In the Indigenous approach to colour, Dreaver will have her students make ink out of lichen, or a bug that lives on a prickly pear cactus, known for its deep red colour. 

She will also be examining how understanding of colour comes from nature.

“In the Indigenous languages, when you talk about colour, the root word is connected to something in your environment. From that perspective, we’re looking at drawing colour from nature,” said Dreaver. “There’s a relationship that develops as soon as you start linking those colours to something you know.”

On the science side of things, Bellegarde is going to provide an introduction to chemistry and biology, as it relates to colour. 

“The students are bringing their First Nations perspectives and traditional knowledge with them in these courses, so if you bring that knowledge to the Western science realm, you start looking at things differently,” said Bellegarde.

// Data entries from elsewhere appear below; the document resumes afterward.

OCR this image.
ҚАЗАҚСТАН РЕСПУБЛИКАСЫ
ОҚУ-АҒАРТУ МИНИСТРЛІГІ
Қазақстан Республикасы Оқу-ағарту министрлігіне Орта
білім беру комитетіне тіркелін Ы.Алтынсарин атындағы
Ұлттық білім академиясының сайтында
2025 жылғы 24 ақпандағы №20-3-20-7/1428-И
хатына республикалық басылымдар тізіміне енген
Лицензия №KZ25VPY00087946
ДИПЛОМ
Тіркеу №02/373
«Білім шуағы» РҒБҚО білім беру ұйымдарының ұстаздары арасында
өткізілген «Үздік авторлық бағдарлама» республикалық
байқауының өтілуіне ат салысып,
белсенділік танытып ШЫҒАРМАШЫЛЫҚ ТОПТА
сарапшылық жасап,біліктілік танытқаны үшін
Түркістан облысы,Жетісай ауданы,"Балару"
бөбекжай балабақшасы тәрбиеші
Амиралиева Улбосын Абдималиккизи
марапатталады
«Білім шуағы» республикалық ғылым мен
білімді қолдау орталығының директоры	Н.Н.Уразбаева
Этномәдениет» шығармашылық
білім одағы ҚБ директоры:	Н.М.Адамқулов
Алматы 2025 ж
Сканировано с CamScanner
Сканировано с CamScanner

“I think this is a great opportunity to get students doing things outside their comfort zones and let them think about things in different ways.”

The art students will be given the rare opportunity to look at colours, as artists, at the microscopic level. Bellegarde will have the students extract plant pigments from different plants and apply different bases to them to change their PH levels, resulting in a wide range of colours.

“These two very different disciplines haven’t really been combined before at the university, so we want to give the art students the media and tools and to get into spaces they normally wouldn’t get into,” said Bellegarde.

It is more than just a class it's an entirely new experience for everyone, which can be exciting.

“We just don’t want to overwhelm them too quickly," said Bellegarde. "The bottom line is building confidence.”

Dreaver said the connection between Western science and Indigenous knowledge is important in recognizing the equal value in both thoughts. 

“I do my best to emphasize the advanced maths and sciences my ancestors knew, the level of intellectuality they had before settlers arrived,” she said. 

Similarly, Bellegarde wants students to leave the class with the idea Indigenous knowledge runs parallel to Western science. 

“We have the understanding of how all this chemistry works, these ways of knowing have long existed, we just didn’t put the fundamental Western terms on them,” said Bellegarde.

“Our First Nations knowledge existed for millennia is parallel to that Western knowledge," he said.